7th Circuit Suggests Filed Rate Doctrine May Not Apply to Claims Related to Illinois Property/Casualty Rates
Tuesday, January 7, 2014

The 7th Circuit Court of Appeals recently questioned whether the Filed Rate Doctrine – an exemption doctrine that bars actions challenging the reasonableness of rates charged by entities that a subject to federal or state regulatory approval – applies to property and casualty insurers in Illinois. 

Specifically, in Cohen v. American Security Insurance Co., the 7th Circuit considered whether it was unlawful for a plaintiff’s mortgage lender to purchase allegedly overpriced hazard insurance, at plaintiff’s expense, in the event the insured let its own policy lapse (“forced placed insurance”). At the district court level, the court held that plaintiff’s claims were barred by the Filed Rate Doctrine. On appeal, the 7th Circuit ultimately ruled that plaintiff’s claims failed because “there was no deception at work” by the defendant mortgage lender and insurer, stating that because “maintaining property insurance was [plaintiff’s] contractual obligation and she failed to fulfill it,” and “the consequences of that failure were clearly disclosed to her” then “none of her claims for relief can succeed.”

However, with language that could prove quite significant for all property and casualty insurers operating in Illinois, the 7th Circuit went on to question the lower court’s Filed Rate Doctrine ruling.
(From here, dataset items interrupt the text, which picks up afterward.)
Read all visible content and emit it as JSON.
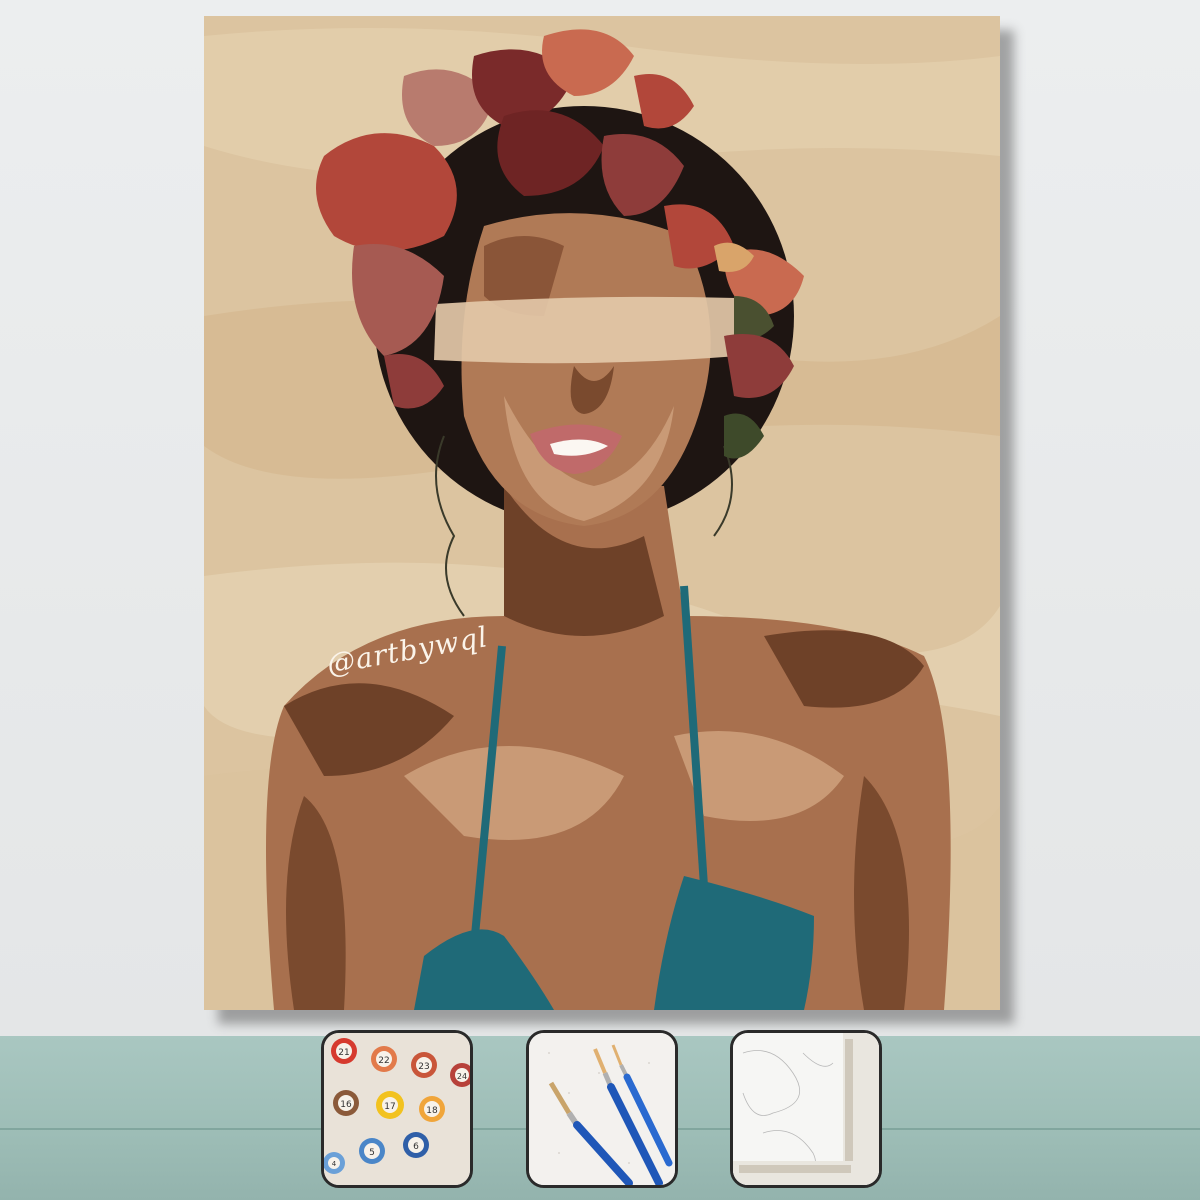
{
  "painting": {
    "signature": "@artbywql",
    "colors": {
      "background": "#dcc4a0",
      "skin_mid": "#a8704e",
      "skin_dark": "#6e4128",
      "skin_light": "#c99a76",
      "top": "#1f6a78",
      "hair": "#1e1512",
      "flowers": [
        "#b2473a",
        "#c96a50",
        "#8e3c3a",
        "#b87b6e",
        "#7a2a2a",
        "#d9a46a",
        "#4a5030"
      ]
    }
  },
  "kit_items": [
    {
      "name": "paint-pots",
      "numbers": [
        "21",
        "22",
        "23",
        "24",
        "16",
        "17",
        "18",
        "5",
        "6",
        "4"
      ]
    },
    {
      "name": "brushes"
    },
    {
      "name": "canvas-frame"
    }
  ]
}
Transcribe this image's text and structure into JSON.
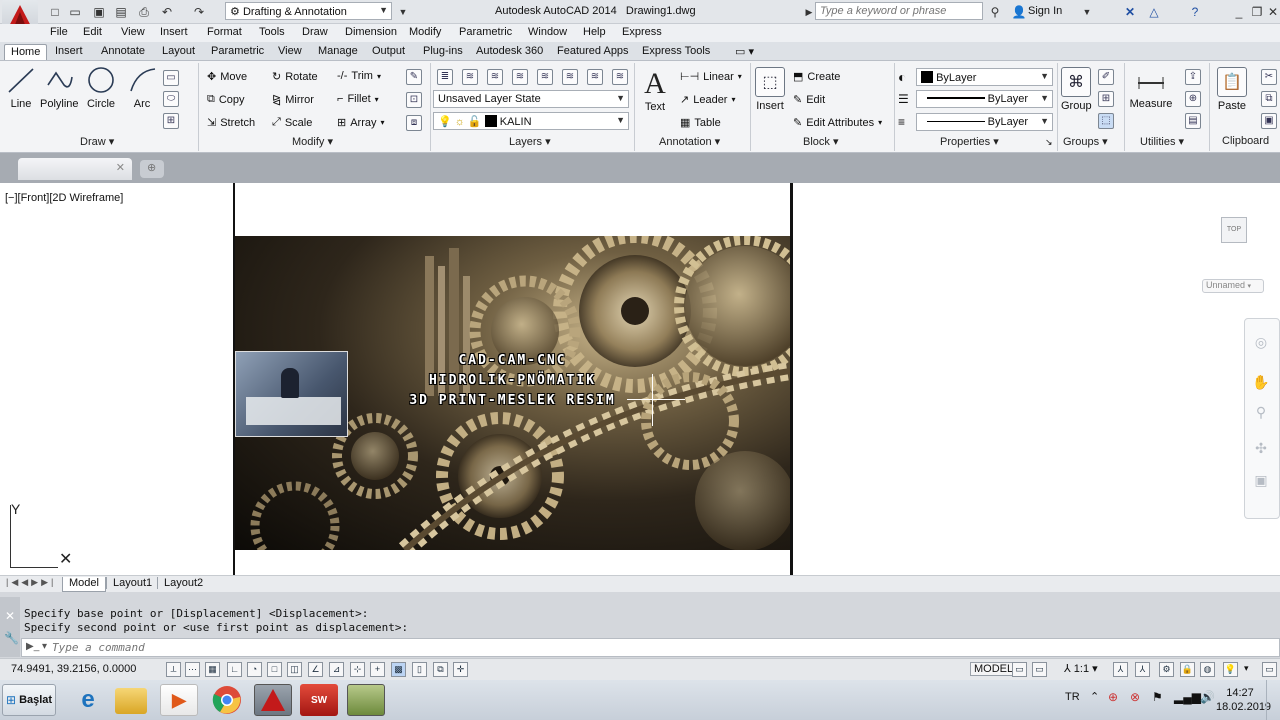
{
  "app": {
    "title": "Autodesk AutoCAD 2014",
    "drawing_name": "Drawing1.dwg",
    "workspace": "Drafting & Annotation",
    "search_placeholder": "Type a keyword or phrase",
    "sign_in": "Sign In"
  },
  "menu": [
    "File",
    "Edit",
    "View",
    "Insert",
    "Format",
    "Tools",
    "Draw",
    "Dimension",
    "Modify",
    "Parametric",
    "Window",
    "Help",
    "Express"
  ],
  "ribbon_tabs": [
    "Home",
    "Insert",
    "Annotate",
    "Layout",
    "Parametric",
    "View",
    "Manage",
    "Output",
    "Plug-ins",
    "Autodesk 360",
    "Featured Apps",
    "Express Tools"
  ],
  "active_tab": "Home",
  "ribbon": {
    "draw": {
      "title": "Draw",
      "line": "Line",
      "polyline": "Polyline",
      "circle": "Circle",
      "arc": "Arc"
    },
    "modify": {
      "title": "Modify",
      "move": "Move",
      "rotate": "Rotate",
      "trim": "Trim",
      "copy": "Copy",
      "mirror": "Mirror",
      "fillet": "Fillet",
      "stretch": "Stretch",
      "scale": "Scale",
      "array": "Array"
    },
    "layers": {
      "title": "Layers",
      "layer_state": "Unsaved Layer State",
      "current_layer": "KALIN"
    },
    "annotation": {
      "title": "Annotation",
      "text": "Text",
      "linear": "Linear",
      "leader": "Leader",
      "table": "Table"
    },
    "block": {
      "title": "Block",
      "insert": "Insert",
      "create": "Create",
      "edit": "Edit",
      "edit_attributes": "Edit Attributes"
    },
    "properties": {
      "title": "Properties",
      "color": "ByLayer",
      "linetype": "ByLayer",
      "lineweight": "ByLayer"
    },
    "groups": {
      "title": "Groups",
      "group": "Group"
    },
    "utilities": {
      "title": "Utilities",
      "measure": "Measure"
    },
    "clipboard": {
      "title": "Clipboard",
      "paste": "Paste"
    }
  },
  "viewport": {
    "label": "[−][Front][2D Wireframe]",
    "viewcube_face": "TOP",
    "ucs_name": "Unnamed",
    "axis_y": "Y",
    "image_text": [
      "CAD-CAM-CNC",
      "HIDROLIK-PNÖMATIK",
      "3D PRINT-MESLEK RESIM"
    ]
  },
  "layout_tabs": [
    "Model",
    "Layout1",
    "Layout2"
  ],
  "command": {
    "history": [
      "Specify base point or [Displacement] <Displacement>:",
      "Specify second point or <use first point as displacement>:"
    ],
    "placeholder": "Type a command"
  },
  "status": {
    "coordinates": "74.9491, 39.2156, 0.0000",
    "space": "MODEL",
    "scale": "1:1"
  },
  "taskbar": {
    "start": "Başlat",
    "lang": "TR",
    "time": "14:27",
    "date": "18.02.2019",
    "apps": [
      "internet-explorer",
      "file-explorer",
      "media-player",
      "chrome",
      "autocad",
      "solidworks-2015",
      "app"
    ]
  },
  "colors": {
    "accent": "#c31a1a",
    "ribbon_bg": "#f3f4f6",
    "tab_active": "#ffffff"
  }
}
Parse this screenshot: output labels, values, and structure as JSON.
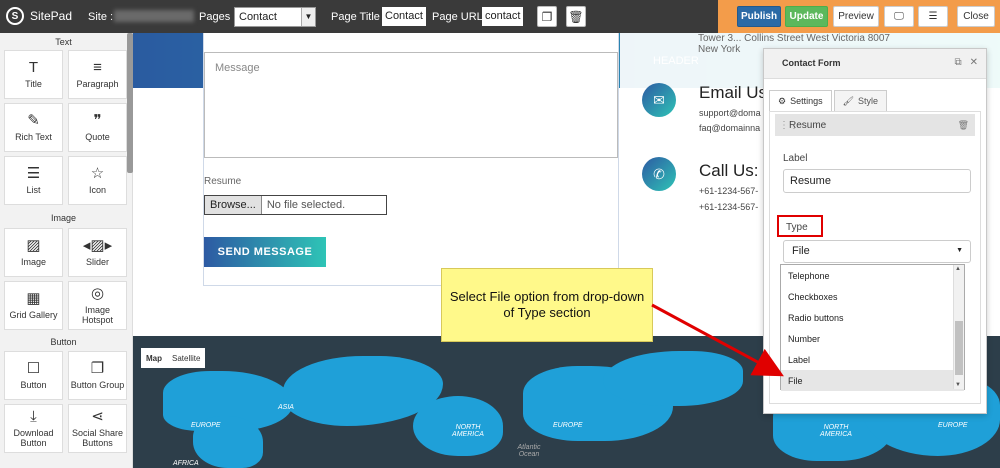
{
  "topbar": {
    "app_name": "SitePad",
    "site_label": "Site :",
    "pages_label": "Pages :",
    "pages_value": "Contact",
    "page_title_label": "Page Title :",
    "page_title_value": "Contact",
    "page_url_label": "Page URL :",
    "page_url_value": "contact",
    "publish": "Publish",
    "update": "Update",
    "preview": "Preview",
    "close": "Close"
  },
  "sidebar": {
    "sections": {
      "text": "Text",
      "image": "Image",
      "button": "Button"
    },
    "text_items": [
      "Title",
      "Paragraph",
      "Rich Text",
      "Quote",
      "List",
      "Icon"
    ],
    "image_items": [
      "Image",
      "Slider",
      "Grid Gallery",
      "Image Hotspot"
    ],
    "button_items": [
      "Button",
      "Button Group",
      "Download Button",
      "Social Share Buttons"
    ]
  },
  "canvas": {
    "header_text": "HEADER",
    "address_line": "Tower 3... Collins Street West Victoria 8007",
    "address_city": "New York",
    "message_placeholder": "Message",
    "resume_label": "Resume",
    "browse_label": "Browse...",
    "no_file": "No file selected.",
    "send_message": "SEND MESSAGE",
    "email_title": "Email Us",
    "email_1": "support@doma",
    "email_2": "faq@domainna",
    "call_title": "Call Us:",
    "phone_1": "+61-1234-567-",
    "phone_2": "+61-1234-567-",
    "map_tab_map": "Map",
    "map_tab_satellite": "Satellite",
    "map_labels": [
      "ASIA",
      "EUROPE",
      "NORTH AMERICA",
      "AFRICA",
      "Atlantic Ocean",
      "EUROPE",
      "NORTH AMERICA",
      "EUROPE"
    ]
  },
  "panel": {
    "title": "Contact Form",
    "tab_settings": "Settings",
    "tab_style": "Style",
    "field_row": "Resume",
    "label_caption": "Label",
    "label_value": "Resume",
    "type_caption": "Type",
    "type_value": "File",
    "options": [
      "Telephone",
      "Checkboxes",
      "Radio buttons",
      "Number",
      "Label",
      "File"
    ],
    "selected_option": "File"
  },
  "callout": {
    "text": "Select File option from drop-down of Type section"
  },
  "colors": {
    "topbar": "#3a3a3a",
    "accent_orange": "#f39c4a",
    "publish_blue": "#2b6aa6",
    "update_green": "#5cb85c",
    "highlight_red": "#e00000",
    "callout_yellow": "#fff98a",
    "gradient_start": "#2d5aa3",
    "gradient_end": "#2ec4b6",
    "map_water": "#2d3e4a",
    "map_land": "#1fa0d8"
  }
}
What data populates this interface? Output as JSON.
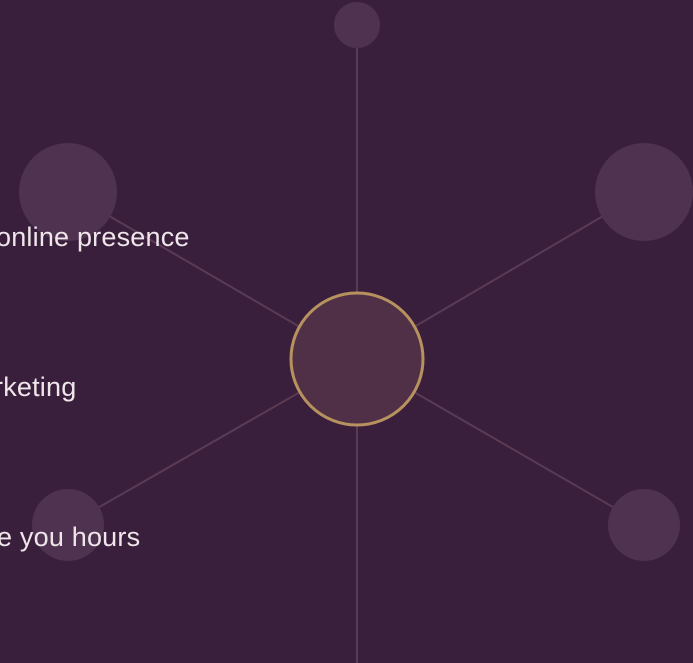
{
  "colors": {
    "background": "#3a1f3d",
    "text": "#efe6ea",
    "hub_fill": "#4f3046",
    "hub_stroke": "#b7925f",
    "spoke": "#5b3b54",
    "node": "#4e3250"
  },
  "bullets": [
    {
      "text": "online presence"
    },
    {
      "text": "rketing"
    },
    {
      "text": "e you hours"
    }
  ],
  "diagram": {
    "hub": {
      "label": "",
      "icon": "empty-circle"
    },
    "nodes": [
      {
        "name": "top"
      },
      {
        "name": "upper-left"
      },
      {
        "name": "upper-right"
      },
      {
        "name": "lower-left"
      },
      {
        "name": "lower-right"
      },
      {
        "name": "bottom"
      }
    ]
  }
}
The Court stated that the Filed Rate Doctrine “protects public utilities and other regulated entities from civil actions attacking their rates if the rates must be filed with the governing regulatory agency and the agency has the authority to set, approve, or disapprove them,” but then noted that although American Security Insurance was required to file its rates with the Illinois Department of Insurance, “it is not at all clear that the Department has the authority to approve or disapprove property insurance rates.” (As the Court further noted, Illinois is the only state that does not expressly authorize its Insurance Department to regulate property insurance rates.)

While the Court’s statements about the application of the Filed Rate Doctrine to Illinois property and casualty rates in Cohen are clearly non-binding dicta, they should serve as a strong reminder to insurers that the regulatory scheme of “open competition” in Illinois with respect to p&c rates may very well come with a corresponding loss of Filed Rate Doctrine protections for challenges to insurer rates that could not be brought elsewhere.